ECLI:NL:CRVB:2005:AT9595
Centrale Raad van Beroep
- Hoger beroep
- Rechtspraak.nl
Intrekking van WAO-uitkering wegens detentie en de toepassing van artikel 43, vijfde lid, van de WAO
In deze zaak gaat het om de intrekking van de WAO-uitkering van appellant, die gedetineerd was. De Centrale Raad van Beroep heeft op 14 juli 2005 uitspraak gedaan in hoger beroep tegen een eerdere beslissing van de rechtbank Alkmaar.
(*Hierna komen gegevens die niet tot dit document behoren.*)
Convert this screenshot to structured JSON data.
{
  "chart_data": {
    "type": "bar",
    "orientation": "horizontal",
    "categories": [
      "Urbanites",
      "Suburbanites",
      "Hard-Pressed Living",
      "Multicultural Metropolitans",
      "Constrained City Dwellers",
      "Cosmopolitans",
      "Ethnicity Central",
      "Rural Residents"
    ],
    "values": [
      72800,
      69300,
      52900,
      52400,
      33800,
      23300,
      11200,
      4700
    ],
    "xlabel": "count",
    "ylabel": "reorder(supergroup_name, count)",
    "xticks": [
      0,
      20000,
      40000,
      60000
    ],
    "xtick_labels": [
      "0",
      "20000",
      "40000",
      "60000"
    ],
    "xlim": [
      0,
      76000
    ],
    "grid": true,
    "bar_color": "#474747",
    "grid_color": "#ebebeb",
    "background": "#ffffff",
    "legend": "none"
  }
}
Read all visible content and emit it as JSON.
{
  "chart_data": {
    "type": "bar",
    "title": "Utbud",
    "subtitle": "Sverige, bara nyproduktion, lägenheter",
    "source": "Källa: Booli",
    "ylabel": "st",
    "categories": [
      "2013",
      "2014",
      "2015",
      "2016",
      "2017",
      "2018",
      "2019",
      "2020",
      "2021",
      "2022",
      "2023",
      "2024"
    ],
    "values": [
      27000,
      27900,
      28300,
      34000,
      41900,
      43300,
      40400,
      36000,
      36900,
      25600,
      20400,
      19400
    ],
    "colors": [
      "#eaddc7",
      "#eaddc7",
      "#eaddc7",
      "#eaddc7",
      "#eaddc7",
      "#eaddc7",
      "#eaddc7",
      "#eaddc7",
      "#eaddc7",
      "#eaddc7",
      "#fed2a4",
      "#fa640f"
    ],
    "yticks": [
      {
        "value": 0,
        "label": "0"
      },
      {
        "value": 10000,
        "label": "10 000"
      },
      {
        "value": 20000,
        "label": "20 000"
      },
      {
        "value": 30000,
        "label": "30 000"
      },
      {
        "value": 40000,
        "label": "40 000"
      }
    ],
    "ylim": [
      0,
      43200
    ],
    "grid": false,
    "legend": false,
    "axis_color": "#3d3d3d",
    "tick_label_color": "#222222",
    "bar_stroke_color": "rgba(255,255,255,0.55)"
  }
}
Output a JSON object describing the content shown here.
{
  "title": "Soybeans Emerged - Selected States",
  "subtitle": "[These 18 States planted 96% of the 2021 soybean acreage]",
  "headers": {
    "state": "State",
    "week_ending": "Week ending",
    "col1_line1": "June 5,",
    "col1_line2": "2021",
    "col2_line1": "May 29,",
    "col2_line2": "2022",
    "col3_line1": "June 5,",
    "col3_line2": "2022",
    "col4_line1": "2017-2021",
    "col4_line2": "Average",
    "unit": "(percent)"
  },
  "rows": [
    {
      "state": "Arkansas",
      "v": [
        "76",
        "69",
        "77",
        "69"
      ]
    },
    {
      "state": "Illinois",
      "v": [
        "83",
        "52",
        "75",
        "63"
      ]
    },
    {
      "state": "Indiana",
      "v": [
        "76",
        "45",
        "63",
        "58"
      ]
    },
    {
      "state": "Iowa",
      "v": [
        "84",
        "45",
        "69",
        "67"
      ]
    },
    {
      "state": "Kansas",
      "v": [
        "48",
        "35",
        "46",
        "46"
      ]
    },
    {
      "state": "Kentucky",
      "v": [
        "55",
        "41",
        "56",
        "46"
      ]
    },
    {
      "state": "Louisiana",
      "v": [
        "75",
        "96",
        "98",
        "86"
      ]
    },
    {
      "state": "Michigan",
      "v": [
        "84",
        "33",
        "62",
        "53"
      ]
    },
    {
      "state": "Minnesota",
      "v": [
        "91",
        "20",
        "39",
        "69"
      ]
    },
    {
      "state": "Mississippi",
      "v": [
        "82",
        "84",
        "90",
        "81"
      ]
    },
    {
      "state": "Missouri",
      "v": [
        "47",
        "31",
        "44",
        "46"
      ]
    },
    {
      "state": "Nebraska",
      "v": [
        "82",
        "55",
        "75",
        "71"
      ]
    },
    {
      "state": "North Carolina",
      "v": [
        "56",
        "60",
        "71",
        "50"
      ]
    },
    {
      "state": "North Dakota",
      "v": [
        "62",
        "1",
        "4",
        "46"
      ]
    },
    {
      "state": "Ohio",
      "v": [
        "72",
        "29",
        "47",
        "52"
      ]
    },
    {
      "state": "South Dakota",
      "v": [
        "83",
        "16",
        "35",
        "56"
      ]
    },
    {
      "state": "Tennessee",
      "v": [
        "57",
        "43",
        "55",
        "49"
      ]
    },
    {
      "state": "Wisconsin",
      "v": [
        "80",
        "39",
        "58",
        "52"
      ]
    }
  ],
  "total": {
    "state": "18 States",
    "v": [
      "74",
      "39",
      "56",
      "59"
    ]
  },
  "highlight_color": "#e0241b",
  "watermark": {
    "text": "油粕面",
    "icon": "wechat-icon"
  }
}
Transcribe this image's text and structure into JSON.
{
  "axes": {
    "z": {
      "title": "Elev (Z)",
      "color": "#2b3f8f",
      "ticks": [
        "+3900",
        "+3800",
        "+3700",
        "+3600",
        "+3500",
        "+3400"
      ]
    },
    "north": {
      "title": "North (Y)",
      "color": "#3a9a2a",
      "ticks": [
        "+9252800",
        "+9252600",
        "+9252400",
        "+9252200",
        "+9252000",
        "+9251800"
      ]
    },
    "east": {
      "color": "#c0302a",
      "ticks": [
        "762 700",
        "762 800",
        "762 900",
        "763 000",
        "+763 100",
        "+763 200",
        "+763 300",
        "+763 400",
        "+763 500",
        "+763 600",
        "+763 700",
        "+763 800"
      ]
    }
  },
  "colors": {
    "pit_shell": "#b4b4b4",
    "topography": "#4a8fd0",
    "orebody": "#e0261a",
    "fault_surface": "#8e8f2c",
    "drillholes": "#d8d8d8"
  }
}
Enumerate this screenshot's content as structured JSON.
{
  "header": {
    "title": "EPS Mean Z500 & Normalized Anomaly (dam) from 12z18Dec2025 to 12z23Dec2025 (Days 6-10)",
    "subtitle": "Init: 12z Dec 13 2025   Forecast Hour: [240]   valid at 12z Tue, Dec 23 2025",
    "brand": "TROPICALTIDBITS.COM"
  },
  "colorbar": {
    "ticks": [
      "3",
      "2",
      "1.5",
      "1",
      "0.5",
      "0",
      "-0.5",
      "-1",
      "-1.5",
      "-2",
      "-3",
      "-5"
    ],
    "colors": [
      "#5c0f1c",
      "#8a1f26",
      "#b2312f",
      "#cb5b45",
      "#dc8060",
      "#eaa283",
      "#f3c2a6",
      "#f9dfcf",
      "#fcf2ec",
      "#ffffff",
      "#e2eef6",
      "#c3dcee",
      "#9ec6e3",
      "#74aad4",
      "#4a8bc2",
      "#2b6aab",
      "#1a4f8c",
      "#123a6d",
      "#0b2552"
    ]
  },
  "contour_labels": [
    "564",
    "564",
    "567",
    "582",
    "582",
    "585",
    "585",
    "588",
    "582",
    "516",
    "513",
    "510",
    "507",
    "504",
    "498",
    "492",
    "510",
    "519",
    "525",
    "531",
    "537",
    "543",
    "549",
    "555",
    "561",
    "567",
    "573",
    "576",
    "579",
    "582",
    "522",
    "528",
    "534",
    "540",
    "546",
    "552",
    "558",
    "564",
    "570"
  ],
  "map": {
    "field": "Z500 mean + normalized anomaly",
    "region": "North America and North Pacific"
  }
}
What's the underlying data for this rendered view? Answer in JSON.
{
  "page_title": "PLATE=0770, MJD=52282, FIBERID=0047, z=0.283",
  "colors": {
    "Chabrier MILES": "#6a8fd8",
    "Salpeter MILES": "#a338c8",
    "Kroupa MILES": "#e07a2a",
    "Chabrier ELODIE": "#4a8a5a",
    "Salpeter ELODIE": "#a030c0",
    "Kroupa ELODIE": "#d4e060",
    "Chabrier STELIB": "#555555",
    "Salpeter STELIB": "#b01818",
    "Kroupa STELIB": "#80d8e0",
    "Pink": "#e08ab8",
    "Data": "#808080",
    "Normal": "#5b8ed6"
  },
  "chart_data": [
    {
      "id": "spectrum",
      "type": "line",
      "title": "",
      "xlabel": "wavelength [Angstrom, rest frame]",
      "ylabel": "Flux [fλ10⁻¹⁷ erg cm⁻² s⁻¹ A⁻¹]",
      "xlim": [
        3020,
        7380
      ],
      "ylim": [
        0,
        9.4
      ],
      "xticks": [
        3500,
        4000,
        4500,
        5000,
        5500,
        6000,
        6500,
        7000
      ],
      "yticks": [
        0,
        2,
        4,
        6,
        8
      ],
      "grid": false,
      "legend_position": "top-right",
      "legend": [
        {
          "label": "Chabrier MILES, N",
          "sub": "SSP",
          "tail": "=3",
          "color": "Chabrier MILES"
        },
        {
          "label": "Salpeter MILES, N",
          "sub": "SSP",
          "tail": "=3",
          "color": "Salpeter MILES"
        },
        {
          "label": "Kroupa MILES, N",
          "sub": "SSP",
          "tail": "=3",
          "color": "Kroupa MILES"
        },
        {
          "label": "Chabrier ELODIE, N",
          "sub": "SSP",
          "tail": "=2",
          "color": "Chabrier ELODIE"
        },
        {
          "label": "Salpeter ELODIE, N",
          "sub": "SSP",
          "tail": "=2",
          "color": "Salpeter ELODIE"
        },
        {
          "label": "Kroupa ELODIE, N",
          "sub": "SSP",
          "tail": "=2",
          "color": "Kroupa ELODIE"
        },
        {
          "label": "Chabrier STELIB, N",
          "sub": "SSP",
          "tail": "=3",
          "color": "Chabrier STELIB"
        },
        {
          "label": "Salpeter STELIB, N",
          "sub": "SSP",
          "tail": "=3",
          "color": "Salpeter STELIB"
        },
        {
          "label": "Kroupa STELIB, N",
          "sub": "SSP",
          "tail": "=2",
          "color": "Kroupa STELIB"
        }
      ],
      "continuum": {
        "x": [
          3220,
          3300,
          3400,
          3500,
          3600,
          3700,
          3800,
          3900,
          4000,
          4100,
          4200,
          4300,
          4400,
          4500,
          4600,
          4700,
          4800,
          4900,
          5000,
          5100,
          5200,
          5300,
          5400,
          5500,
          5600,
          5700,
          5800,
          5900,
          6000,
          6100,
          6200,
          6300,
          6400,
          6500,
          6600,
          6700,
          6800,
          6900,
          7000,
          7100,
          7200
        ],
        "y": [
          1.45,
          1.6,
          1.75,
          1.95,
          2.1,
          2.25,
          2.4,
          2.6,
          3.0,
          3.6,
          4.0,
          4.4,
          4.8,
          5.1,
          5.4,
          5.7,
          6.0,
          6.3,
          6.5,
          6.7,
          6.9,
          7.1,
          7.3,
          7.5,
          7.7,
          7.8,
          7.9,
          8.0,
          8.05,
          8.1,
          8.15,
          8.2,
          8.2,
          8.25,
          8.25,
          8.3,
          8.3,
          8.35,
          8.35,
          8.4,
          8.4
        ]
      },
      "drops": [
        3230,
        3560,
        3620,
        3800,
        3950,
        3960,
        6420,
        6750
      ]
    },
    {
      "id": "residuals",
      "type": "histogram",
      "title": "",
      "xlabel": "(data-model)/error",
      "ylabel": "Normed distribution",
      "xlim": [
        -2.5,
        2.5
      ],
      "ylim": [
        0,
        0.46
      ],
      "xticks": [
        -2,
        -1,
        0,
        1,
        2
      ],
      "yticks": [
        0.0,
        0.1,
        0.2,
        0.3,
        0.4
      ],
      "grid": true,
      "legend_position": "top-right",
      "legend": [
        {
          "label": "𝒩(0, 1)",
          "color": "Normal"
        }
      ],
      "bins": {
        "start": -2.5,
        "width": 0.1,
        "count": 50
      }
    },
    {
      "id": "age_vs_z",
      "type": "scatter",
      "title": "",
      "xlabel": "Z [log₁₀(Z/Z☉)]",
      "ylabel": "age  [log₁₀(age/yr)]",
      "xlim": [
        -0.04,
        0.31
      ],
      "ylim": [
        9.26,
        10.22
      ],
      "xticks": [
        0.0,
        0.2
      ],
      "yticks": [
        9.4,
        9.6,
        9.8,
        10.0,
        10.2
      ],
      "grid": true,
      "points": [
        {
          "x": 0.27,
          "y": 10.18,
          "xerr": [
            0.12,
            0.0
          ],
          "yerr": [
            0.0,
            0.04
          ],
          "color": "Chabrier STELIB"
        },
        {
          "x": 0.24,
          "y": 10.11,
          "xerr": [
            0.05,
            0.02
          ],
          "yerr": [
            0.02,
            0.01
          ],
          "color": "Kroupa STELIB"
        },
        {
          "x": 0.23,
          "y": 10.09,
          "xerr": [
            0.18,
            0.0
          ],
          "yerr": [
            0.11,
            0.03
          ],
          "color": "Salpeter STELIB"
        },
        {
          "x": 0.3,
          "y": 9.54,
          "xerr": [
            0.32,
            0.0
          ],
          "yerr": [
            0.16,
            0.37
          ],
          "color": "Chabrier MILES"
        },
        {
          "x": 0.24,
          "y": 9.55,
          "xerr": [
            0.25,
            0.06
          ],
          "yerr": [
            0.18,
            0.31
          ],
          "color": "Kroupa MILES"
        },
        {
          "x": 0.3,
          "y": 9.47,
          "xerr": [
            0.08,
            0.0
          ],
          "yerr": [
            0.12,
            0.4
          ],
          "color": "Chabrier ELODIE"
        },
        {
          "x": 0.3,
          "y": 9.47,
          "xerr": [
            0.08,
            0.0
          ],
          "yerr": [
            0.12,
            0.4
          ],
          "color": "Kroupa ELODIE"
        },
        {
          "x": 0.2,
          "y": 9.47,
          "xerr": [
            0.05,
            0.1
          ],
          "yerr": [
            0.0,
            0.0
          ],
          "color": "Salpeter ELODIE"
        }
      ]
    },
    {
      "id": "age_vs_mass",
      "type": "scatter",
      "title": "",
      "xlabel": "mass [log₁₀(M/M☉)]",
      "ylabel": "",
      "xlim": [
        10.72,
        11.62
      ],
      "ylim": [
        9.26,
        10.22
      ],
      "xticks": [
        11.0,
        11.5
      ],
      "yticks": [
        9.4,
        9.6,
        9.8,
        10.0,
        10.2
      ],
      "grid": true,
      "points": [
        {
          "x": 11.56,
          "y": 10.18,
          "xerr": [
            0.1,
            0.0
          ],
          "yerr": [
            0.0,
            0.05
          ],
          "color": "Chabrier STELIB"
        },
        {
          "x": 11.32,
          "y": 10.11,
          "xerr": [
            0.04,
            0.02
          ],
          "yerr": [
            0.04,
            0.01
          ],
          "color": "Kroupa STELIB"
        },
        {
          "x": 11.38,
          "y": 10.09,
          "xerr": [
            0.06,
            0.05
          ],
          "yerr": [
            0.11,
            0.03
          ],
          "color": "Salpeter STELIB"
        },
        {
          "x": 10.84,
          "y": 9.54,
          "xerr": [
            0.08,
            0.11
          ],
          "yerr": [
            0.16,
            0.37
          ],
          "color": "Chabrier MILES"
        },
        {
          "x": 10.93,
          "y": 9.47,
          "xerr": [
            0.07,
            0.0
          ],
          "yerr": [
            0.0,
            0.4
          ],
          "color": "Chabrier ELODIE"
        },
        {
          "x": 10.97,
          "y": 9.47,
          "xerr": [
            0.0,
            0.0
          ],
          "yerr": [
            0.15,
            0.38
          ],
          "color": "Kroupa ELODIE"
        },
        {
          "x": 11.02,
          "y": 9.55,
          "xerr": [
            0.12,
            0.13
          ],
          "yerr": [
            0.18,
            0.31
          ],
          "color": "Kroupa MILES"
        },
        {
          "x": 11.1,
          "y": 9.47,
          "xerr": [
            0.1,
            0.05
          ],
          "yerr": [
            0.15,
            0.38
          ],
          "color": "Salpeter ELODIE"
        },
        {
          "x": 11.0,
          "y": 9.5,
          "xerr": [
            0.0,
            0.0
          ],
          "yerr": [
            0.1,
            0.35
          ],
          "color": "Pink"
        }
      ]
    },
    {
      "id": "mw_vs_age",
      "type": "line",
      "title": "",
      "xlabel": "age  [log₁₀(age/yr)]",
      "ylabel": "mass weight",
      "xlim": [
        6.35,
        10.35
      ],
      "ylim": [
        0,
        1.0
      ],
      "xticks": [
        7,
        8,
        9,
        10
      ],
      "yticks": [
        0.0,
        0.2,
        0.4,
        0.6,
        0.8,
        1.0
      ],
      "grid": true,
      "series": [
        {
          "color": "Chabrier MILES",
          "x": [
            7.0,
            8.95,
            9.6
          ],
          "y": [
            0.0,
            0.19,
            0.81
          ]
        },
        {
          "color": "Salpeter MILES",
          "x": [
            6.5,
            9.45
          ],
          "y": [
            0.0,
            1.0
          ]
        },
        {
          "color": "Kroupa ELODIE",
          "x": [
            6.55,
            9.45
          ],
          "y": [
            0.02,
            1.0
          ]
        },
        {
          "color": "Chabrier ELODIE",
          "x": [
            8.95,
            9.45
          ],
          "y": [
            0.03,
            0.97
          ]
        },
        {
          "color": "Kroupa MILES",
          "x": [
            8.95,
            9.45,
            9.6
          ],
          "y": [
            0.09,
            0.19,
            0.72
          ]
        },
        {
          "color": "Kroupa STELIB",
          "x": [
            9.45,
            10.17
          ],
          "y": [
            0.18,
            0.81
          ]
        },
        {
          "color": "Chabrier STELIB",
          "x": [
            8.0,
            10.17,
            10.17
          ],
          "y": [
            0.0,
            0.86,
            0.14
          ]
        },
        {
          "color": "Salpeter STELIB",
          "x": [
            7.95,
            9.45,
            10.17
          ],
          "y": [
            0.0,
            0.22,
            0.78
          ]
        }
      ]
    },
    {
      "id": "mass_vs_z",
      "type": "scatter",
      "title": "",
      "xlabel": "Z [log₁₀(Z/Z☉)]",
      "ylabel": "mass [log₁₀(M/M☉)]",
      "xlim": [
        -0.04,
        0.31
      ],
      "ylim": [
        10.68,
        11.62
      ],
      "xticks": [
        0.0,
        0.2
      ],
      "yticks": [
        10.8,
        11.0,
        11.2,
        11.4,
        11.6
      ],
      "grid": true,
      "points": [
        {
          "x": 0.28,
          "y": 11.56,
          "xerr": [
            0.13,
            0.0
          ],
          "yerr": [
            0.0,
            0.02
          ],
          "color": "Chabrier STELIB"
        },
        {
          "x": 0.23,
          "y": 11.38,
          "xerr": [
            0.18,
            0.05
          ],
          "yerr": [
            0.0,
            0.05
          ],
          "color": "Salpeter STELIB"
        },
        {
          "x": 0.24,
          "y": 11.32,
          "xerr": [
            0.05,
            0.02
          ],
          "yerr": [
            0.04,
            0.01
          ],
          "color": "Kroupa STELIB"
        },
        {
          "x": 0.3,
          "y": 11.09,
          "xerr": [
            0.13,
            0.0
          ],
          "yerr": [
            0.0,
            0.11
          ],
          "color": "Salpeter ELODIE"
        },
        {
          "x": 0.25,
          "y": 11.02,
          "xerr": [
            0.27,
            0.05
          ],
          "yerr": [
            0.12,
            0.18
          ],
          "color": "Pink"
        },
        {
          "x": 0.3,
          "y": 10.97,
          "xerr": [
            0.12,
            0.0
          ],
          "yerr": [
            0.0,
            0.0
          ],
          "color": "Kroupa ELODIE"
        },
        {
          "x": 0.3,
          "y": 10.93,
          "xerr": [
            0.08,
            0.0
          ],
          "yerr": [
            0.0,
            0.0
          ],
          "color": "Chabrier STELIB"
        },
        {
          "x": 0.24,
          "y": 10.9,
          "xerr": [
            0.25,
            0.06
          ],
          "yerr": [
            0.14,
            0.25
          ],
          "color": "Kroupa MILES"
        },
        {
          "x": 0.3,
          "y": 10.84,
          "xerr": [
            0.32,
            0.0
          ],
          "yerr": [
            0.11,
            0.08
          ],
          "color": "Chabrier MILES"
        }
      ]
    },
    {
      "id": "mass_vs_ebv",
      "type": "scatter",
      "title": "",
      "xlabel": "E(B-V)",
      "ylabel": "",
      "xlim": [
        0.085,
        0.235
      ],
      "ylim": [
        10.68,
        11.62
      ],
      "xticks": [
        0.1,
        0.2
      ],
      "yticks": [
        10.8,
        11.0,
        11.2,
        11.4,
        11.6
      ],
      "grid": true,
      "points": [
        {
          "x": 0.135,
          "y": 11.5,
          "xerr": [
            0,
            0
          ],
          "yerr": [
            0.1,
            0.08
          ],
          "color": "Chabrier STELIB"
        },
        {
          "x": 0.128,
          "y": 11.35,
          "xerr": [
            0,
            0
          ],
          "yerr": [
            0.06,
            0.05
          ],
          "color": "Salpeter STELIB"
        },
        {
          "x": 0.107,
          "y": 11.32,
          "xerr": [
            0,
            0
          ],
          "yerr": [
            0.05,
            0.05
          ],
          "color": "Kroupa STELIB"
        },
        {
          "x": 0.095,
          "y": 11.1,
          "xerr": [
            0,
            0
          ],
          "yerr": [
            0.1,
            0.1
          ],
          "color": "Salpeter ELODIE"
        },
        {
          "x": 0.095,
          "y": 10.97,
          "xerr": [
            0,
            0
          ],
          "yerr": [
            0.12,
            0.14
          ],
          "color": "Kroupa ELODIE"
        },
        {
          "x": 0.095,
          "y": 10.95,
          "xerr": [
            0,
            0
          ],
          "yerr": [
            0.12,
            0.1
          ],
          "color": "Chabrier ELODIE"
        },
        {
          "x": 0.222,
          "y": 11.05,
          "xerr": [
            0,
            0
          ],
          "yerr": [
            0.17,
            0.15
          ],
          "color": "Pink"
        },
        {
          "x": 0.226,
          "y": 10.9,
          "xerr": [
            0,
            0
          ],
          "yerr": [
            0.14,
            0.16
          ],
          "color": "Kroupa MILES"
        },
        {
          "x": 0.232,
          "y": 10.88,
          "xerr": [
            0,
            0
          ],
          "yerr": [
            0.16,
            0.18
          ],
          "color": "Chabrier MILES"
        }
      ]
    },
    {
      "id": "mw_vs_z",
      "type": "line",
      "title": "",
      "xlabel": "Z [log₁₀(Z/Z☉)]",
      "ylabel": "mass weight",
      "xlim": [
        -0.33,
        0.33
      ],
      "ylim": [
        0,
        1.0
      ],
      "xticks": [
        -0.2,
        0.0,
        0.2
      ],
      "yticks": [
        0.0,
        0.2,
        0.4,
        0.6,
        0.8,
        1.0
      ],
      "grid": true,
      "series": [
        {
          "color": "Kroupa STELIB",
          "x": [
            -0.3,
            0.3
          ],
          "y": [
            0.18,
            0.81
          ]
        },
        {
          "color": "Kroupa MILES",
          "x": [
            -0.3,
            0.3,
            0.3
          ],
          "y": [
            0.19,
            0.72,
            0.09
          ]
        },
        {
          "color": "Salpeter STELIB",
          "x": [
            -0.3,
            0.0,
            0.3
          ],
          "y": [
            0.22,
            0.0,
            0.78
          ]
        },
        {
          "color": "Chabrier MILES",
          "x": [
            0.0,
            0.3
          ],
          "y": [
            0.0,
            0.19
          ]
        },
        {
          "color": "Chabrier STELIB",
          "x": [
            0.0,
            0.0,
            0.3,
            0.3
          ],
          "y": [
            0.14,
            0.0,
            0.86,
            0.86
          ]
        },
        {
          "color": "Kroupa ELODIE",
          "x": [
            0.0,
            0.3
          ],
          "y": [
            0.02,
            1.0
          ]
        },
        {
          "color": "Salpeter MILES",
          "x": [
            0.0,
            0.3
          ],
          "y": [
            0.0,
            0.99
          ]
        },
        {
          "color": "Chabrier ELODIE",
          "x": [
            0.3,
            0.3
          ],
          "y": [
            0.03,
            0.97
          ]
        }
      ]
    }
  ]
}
Appellant had zijn uitkering sinds 13 augustus 1992 ontvangen, maar na zijn detentie vanaf 18 oktober 2001 heeft het Uitvoeringsinstituut werknemersverzekeringen (UWV) besloten om de uitkering per 18 november 2001 in te trekken op basis van artikel 43, vijfde lid, van de WAO. Dit besluit werd door de rechtbank bevestigd.
Appellant heeft in hoger beroep aangevoerd dat de intrekking in strijd is met verschillende internationale verdragen, waaronder het Internationaal Verdrag inzake burgerrechten en politieke rechten en het Europees Verdrag tot bescherming van de rechten van de mens. De Raad heeft echter geoordeeld dat de wetgeving, die met de Wet socialezekerheidsrechten gedetineerden (Wsg) in werking is getreden, in grote lijnen de rechterlijke toetsing kan doorstaan. De Raad heeft eerder in een uitspraak van 18 juni 2004 al geoordeeld dat de Wsg in overeenstemming is met de beginselen van proportionaliteit en subsidiariteit.
De Raad heeft vastgesteld dat de intrekking van de WAO-uitkering terecht is gebeurd, omdat appellant rechtens zijn vrijheid was ontnomen. De Raad heeft de grieven van appellant verworpen en bevestigd dat de overgangstermijn van één maand voor de intrekking van de uitkering rechtmatig is. De uitspraak van de rechtbank wordt dan ook bevestigd, en het hoger beroep van appellant wordt afgewezen.